Text document summarization is critical for managing today's vast textual data. This paper presents an approach to text document summarization that does not rely on word embedding techniques. Instead, our method follows a step-by-step process, including sentence segmentation, sentence embedding, K-means clustering, and summary generation. The input text is segmented into individual sentences using an NLP tool such as NLTK's sentence tokenizer. Next, we extract contextual embeddings for each sentence using the Sentence Transformer method. These embeddings capture the meaning of each sentence within the context of the surrounding text. The sentence embeddings are then subjected to K-means clustering. This step enables the creation of clusters that represent semantically related sentences. To generate the summary, depending on how far each sentence is from the cluster centroid, we choose one sentence from each cluster. The sentence with the lowest distance from the centroid is chosen, and the selected sentences are ordered as they appeared in the original text.

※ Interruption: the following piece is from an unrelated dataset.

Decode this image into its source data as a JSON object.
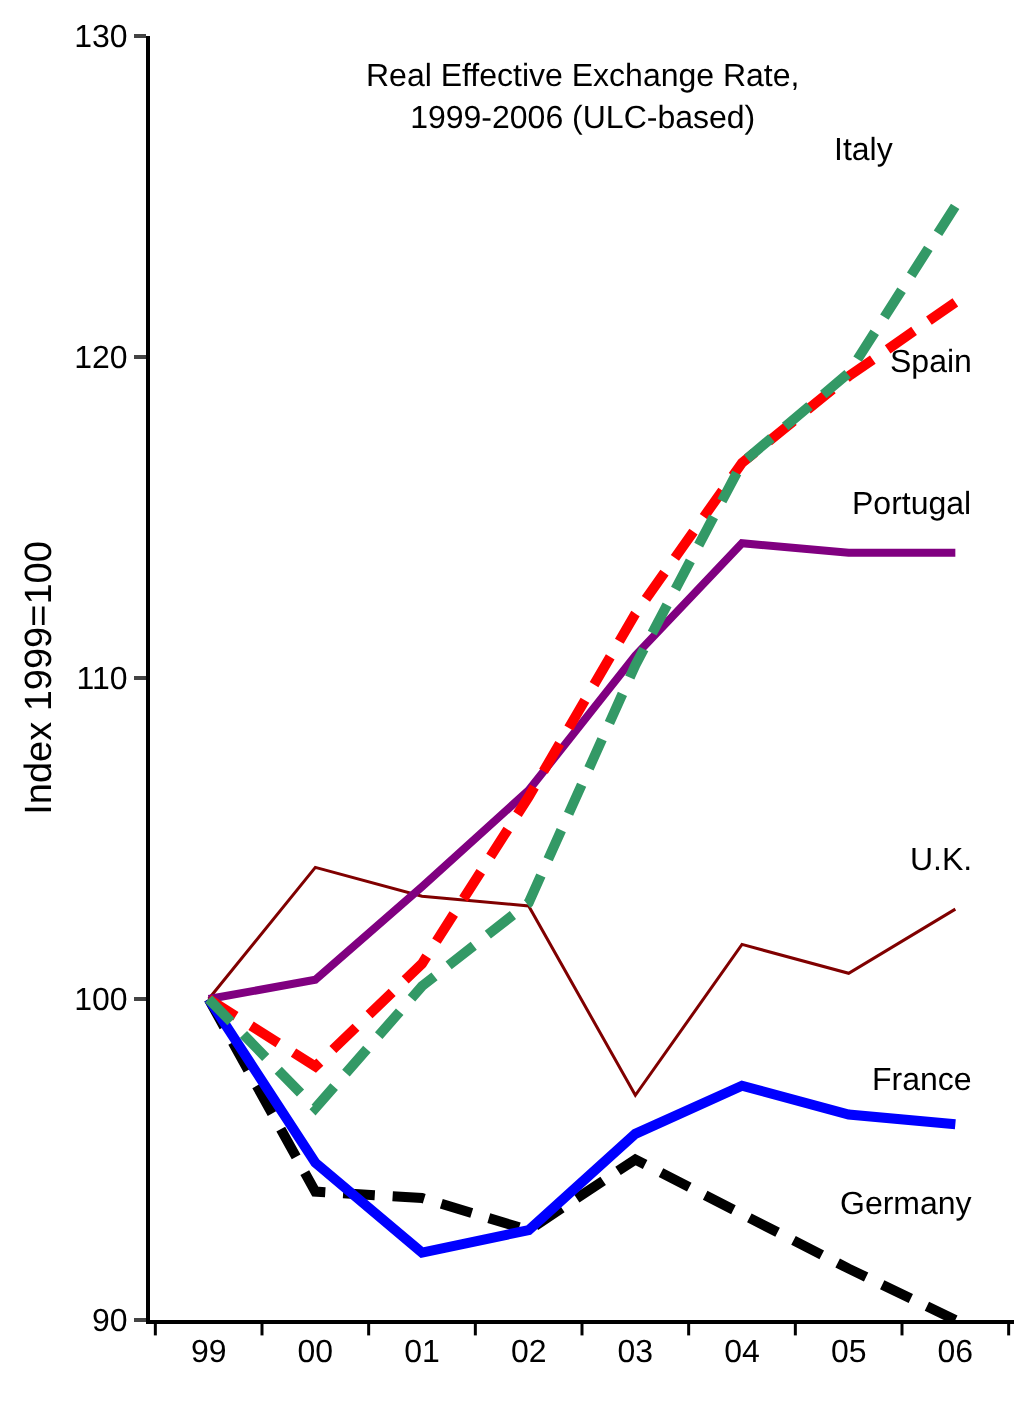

We implemented the summarizer and evaluated its performance on the DUC 2007 dataset, a collection of news articles with manually crafted summaries by human experts. The results demonstrate that our summarizer produces informative and concise summaries, surpassing a baseline approach that solely extracts top-ranked sentences from the input text. Our work contributes to text document summarization by presenting an alternative approach that does not rely on word embedding techniques. By leveraging sentence segmentation, contextual embeddings, K-means clustering, and centroid-based selection, our method offers a viable solution for generating high-quality summaries. Further research can explore enhancements to our approach and its application in various domains where text summarization is essential.